JRuby and the Permanent Generation
Posted by Nick Sieger Thu, 21 Feb 2008 05:52:44 GMT
One of the aspects we have to work around building and improving a dynamic language implementation on the Java Virtual Machine is the way the JVM loads and executes bytecode. In order for JRuby to take advantage of the Hotspot just-in-time (JIT) compiler, JRuby needs to generate Java bytecode at runtime, during execution of Ruby code. If that bytecode gets executed often enough and meets certain other rather mysterious conditions, Hotspot will turn it into machine code.
Unfortunately the VM was originally designed to run one language well, and that’s Java. The only way to get bytecode loaded into the JVM is through the Java class loader. With Java, most if not all the code is compiled to bytecode ahead of time and the VM assumes (and optimizes) for the fact that classes will not be shuffled around in memory. Partly due to these assumptions, the JVM stores bytecode along with other class metadata in a separate heap called the “permanent generation”, or just “permgen”. (I’m guessing the name “permanent” was used because originally objects in this heap were probably not garbage collected).
However, because JRuby needs to provide the amount of dynamism that a Ruby programmer would expect (open classes; modules included; methods added/removed at any time), a Ruby class does not cleanly map one-to-one with a Java class.

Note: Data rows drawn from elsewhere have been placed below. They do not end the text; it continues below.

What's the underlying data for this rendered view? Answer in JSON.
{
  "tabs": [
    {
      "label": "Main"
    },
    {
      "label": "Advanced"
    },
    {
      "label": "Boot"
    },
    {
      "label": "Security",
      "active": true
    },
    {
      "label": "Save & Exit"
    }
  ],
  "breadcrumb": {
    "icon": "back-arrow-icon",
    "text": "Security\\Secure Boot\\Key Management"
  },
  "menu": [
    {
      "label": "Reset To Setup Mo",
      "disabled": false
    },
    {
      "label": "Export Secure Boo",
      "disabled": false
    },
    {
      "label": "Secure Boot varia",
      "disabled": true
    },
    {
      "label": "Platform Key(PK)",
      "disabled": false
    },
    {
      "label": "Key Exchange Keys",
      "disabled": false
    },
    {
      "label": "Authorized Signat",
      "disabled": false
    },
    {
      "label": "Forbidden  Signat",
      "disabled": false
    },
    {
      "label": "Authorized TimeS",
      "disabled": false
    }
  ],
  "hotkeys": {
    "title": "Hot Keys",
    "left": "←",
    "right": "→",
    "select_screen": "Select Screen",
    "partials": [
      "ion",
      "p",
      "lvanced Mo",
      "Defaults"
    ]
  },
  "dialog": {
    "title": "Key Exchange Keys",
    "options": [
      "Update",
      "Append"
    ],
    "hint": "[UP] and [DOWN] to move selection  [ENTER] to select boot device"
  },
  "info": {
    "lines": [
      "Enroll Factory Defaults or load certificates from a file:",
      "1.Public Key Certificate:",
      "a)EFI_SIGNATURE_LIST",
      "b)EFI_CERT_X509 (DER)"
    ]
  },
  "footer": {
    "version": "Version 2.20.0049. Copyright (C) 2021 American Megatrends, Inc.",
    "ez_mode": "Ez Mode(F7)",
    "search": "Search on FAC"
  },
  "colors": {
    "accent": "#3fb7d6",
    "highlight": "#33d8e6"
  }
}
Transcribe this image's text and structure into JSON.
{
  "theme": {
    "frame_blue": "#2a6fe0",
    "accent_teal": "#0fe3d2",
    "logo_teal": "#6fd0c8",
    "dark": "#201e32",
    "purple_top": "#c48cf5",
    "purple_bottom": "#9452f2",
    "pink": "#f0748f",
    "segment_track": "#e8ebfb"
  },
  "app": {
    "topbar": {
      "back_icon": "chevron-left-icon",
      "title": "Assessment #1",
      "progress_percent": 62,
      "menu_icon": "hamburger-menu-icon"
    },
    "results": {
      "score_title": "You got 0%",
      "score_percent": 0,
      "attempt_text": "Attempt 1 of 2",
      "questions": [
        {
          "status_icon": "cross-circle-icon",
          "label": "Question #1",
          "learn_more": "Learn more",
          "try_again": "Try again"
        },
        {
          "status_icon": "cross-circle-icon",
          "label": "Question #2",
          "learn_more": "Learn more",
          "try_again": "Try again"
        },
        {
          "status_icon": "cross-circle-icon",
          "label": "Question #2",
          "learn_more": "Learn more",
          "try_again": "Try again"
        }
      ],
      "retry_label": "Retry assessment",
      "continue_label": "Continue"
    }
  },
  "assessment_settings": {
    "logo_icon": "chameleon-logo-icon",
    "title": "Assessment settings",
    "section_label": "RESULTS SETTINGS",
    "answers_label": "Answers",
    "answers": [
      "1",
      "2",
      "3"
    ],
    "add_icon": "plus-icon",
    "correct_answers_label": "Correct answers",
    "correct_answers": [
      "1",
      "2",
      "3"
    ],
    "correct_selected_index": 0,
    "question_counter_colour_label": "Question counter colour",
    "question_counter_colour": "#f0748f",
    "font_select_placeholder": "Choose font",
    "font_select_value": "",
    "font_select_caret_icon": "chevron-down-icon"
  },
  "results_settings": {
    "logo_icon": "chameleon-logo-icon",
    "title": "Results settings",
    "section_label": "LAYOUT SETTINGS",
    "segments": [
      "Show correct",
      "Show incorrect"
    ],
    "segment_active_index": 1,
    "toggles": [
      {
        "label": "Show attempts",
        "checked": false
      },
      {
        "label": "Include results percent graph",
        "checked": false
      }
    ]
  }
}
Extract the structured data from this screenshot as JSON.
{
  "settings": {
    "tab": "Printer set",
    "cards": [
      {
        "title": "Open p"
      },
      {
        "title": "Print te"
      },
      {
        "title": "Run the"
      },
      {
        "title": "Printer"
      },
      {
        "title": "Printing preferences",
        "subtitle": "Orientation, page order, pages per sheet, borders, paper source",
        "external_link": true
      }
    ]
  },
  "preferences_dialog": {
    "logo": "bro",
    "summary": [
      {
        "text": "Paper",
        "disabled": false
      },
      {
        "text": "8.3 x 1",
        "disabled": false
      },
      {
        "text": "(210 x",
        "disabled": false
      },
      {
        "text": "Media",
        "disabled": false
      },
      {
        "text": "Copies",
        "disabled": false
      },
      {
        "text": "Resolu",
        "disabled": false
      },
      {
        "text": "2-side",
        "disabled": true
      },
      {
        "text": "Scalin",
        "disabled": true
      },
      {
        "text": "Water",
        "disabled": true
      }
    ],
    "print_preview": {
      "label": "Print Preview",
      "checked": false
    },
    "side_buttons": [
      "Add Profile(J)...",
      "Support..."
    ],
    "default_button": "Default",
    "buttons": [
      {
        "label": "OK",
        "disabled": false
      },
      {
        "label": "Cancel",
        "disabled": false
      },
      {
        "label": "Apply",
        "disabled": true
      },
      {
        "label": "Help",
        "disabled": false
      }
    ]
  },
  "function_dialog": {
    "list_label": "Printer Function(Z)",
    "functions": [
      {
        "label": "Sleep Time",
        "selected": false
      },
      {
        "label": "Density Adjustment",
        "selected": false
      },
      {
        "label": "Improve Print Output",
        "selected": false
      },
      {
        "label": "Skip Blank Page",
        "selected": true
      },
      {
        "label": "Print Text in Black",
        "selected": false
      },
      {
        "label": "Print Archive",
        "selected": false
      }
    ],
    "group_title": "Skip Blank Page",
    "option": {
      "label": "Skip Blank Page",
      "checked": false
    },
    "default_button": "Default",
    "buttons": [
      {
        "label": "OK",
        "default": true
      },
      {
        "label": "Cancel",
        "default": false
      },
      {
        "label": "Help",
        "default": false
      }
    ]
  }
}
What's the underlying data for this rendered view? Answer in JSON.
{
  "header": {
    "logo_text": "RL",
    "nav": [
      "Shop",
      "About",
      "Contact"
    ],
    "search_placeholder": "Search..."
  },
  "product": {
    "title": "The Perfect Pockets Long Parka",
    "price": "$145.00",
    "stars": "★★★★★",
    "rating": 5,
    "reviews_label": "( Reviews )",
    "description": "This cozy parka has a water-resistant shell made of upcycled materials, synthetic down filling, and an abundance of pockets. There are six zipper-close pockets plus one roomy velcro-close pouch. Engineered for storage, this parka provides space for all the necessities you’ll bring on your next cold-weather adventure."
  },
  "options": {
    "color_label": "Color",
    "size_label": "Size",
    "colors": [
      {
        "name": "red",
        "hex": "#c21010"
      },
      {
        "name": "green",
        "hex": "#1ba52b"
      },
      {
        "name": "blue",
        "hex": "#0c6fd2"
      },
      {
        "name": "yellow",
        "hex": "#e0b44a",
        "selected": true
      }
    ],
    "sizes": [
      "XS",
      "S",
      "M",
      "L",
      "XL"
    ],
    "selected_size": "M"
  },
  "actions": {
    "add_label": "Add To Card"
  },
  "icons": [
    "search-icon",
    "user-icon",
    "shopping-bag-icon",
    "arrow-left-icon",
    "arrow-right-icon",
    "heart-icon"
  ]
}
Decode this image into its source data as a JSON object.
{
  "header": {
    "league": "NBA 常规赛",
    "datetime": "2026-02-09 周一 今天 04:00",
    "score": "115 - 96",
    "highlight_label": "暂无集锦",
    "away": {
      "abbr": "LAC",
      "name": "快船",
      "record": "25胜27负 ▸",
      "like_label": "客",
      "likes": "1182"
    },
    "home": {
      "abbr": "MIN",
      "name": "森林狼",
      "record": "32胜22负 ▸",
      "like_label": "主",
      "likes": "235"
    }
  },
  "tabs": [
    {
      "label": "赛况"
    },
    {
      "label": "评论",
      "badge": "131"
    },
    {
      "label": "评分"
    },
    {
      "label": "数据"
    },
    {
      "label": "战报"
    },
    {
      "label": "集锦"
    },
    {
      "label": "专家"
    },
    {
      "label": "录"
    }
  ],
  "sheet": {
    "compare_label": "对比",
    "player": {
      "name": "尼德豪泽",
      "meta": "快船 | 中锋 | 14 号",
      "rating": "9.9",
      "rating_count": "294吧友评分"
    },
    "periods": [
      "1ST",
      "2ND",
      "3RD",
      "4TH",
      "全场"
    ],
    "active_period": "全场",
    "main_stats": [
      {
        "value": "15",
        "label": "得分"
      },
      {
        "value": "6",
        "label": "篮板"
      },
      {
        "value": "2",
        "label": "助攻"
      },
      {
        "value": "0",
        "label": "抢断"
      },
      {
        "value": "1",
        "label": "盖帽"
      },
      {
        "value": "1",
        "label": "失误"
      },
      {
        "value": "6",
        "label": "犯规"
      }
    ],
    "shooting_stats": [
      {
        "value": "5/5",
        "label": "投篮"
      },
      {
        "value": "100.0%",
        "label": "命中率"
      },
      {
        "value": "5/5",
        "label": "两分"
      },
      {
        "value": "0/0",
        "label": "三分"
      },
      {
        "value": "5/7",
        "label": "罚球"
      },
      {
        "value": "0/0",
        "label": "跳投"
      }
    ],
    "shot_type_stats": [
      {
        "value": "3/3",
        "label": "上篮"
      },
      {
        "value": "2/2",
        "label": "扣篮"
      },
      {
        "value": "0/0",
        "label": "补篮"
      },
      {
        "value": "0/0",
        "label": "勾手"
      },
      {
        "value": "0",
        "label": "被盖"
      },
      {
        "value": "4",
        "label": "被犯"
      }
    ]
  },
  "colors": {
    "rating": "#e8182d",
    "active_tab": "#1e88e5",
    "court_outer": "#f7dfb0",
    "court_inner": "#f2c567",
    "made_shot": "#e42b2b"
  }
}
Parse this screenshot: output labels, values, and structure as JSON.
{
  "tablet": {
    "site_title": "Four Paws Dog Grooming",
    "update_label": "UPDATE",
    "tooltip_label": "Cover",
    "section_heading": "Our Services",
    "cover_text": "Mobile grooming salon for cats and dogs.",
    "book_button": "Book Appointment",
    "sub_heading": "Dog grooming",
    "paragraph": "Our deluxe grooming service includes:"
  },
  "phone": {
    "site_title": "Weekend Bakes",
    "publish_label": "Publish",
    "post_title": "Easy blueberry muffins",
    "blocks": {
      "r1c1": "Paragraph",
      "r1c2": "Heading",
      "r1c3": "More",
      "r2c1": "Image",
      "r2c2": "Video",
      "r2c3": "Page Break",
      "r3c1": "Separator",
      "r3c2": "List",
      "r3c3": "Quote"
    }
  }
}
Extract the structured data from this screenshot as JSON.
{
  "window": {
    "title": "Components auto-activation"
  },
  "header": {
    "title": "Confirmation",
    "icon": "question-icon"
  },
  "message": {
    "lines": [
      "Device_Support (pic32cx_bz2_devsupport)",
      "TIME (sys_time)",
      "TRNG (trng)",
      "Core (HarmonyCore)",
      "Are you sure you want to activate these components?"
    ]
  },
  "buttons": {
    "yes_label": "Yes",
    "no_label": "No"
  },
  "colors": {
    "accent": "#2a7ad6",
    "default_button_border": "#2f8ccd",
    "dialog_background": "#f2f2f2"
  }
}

Instead, it’s easier to think of Ruby classes as method-bags. As a result, JRuby creates a new Java class for every Ruby method that it decides to compile down to bytecode. Additionally, since Ruby methods can come and go, in order for the method to be collectible by the garbage collector, it needs to live in its own class loader.
Of course, JRuby is not the first Java program to generate classes and load them at runtime (JSPs have been doing this for ten years). But it may create more class and class loader garbage than just about any program ever run on the JVM. For small programs, generating a class per method would be no big deal, but consider a Rails application: The Rails codebase itself has thousands of methods, but it also generates plenty of new methods at runtime.
Consider a non-trivial Rails application that makes liberal usage of the Ruby standard library, and also uses a handful of plugins, and the number of methods available for JRuby to compile can easily exceed 10,000. If the average overhead of a single JRuby method class is around 8K (varying due to method size, of course), this would occupy up to 80 megabytes of permgen space. (By contrast, the JVM’s default size of the permgen space is 64 megabytes, so we’re already over the limit). Now consider that, with Goldspike we need to use multiple JRuby runtimes in order to achieve concurrent requests due to Rails’ lack of thread-safety, and the number is multiplied further. If you were to deploy 4 Rails applications each with 4 active runtimes into a single application server, you’re looking at almost 1.2 gigabytes of permgen space necessary to run your applications! (Usually, it’s common to run multiple applications in a Java application server, but with Rails applications that may need to be reconsidered.)
Because of this multiplicative cost, shortly after JRuby 1.1RC1 was released we took the somewhat drastic measure of capping the number of methods that each runtime would JIT-compile to 2048. But after a while it became obvious even with a threshold-based approach, JRuby was still wasting a ton of permgen space with duplicate copies of compiled methods. So for 1.1RC2 we introduced a JIT cache that could be set up to be shared among multiple runtimes.
The figure below shows the effect. Under consideration is a single JRuby/Rails/Goldspike application deployed in Glassfish, with varying numbers of runtimes, right after deployment (cold) and after some warmup to load more Rails code and allow JIT to reach the method threshold. JRuby trunk revision 5545 had the 2K JIT threshold, but not the sharing. Revision 5931 is right before RC2 was released, with the method cache wired up. (We also took some measures to reduce permgen consumption in those 500 revisions, so some of that is visible as well.)
The just-released Goldspike 1.5 will use this shared method cache by default, so all you’ll have to do is upgrade to receive the benefits. An easy way to do that is to install Warbler 0.9.3, an update which bundles Goldspike 1.5 and JRuby 1.1RC2.
These kind of techniques to reduce JRuby’s permgen overhead are only going to go so far when the underlying VM still isn’t expecting to be abused in this way. That’s why we’re looking forward to a JRuby that will be able to take advantage of proposed future enhancements like anonymous classes/method handles as part of John Rose’s Da Vinci Machine project. For more information along those lines, head over to Charlie’s discussion of what comes next.